Doing good work

Henna Butt

Net Impact’s recent survey on work preferences amongst professionals and students confirms a burgeoning trend in the labour market. More than 50% of professionals surveyed want their work to have a degree of positive social impact, rising to 70% amongst students.

Having joined the Shaftesbury Partnership this month as an On Purpose Associate, the statistics ring familiar. On Purpose is a leadership scheme that helps professionals transition into careers in social enterprise. In the autumn we’ll welcome a fourth cohort of associates looking to make this move, demonstrating how social impact jobs are benefitting from the “Brain Gain” that Will discussed in his blog post.

Demand for jobs in this growing space is high, as the Economist has noted, in fact the Net Impact report shows that 45% of students would take a pay cut in order to work in a role that aligned with their values.

As I’ve researched CSR trends amongst the FTSE 100 over the last week I’ve found that this priority hasn’t gone unnoticed by the biggest firms seeking to increase productivity and employee retention by incorporating opportunities to “do good” into their corporate responsibility initiatives.

The link between satisfaction in the workplace and performance and retention has been well documented. Of the sample surveyed in the Net Impact study, those that can make a positive social impact in the workplace reported greater satisfaction than those who cannot by a 2:1 ratio.

Whilst professionals in the private sector seek work with more social impact, on the other side of the coin, the skills of these professionals can add a great deal of value to social enterprises seeking to grow.

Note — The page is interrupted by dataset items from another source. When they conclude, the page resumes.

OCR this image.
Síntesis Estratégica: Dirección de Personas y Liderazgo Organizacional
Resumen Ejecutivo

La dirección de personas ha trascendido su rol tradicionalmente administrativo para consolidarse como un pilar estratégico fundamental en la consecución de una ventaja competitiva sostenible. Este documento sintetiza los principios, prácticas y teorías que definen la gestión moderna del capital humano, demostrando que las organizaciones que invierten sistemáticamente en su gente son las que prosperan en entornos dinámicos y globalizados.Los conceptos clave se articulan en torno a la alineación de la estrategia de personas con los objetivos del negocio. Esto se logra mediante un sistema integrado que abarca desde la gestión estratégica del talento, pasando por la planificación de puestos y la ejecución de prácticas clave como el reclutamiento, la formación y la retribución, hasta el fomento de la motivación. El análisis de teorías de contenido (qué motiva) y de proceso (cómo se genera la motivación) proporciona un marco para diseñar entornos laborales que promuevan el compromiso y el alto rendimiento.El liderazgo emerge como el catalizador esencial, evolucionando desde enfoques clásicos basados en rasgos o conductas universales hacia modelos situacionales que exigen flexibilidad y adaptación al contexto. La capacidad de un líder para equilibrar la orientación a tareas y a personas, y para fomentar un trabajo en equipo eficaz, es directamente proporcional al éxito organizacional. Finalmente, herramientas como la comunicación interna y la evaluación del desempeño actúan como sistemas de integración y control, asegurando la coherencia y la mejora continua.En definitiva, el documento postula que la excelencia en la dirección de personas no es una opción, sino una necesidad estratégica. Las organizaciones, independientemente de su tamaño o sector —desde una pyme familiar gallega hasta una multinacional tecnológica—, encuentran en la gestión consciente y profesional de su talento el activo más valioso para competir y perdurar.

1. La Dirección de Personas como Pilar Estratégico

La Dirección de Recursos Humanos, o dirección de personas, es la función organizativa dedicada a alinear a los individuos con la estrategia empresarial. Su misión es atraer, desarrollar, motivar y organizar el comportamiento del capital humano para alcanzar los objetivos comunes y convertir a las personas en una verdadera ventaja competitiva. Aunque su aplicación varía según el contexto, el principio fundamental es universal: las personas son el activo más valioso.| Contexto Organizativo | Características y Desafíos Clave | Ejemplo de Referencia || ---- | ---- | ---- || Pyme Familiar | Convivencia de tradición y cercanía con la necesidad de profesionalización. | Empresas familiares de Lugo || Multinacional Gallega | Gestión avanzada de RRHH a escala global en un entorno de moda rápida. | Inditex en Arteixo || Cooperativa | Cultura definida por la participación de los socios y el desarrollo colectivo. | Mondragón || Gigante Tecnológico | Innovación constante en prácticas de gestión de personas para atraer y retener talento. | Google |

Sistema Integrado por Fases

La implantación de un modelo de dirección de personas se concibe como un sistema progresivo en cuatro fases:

At SP we think this ‘cross-pollination’ is invaluable so we seek to collaborate with corporate partners to bring talent onto our ventures through secondments.

Similarly, through our venture, the Social Business Partnership (SBP) we hope to build more robust and sustained relationships between the private and social sectors by bringing social enterprises into the supply chains of corporates.

In this way corporates can support social enterprises to deliver social impact and at the same time help them to build the standards required for them to scale and service bigger clients. For example, a branding professional could go in for a day and help devise a strategy for the social enterprise. Concomitantly, big businesses benefit from a more engaged workforce that can experience a sustained social impact.

Where corporate social responsibility may have been perceived as an ‘add-on’ to normal business I’m confident that the demand amongst workers will see social impact become more a part of business as usual, generating impact amongst internal and external stakeholders.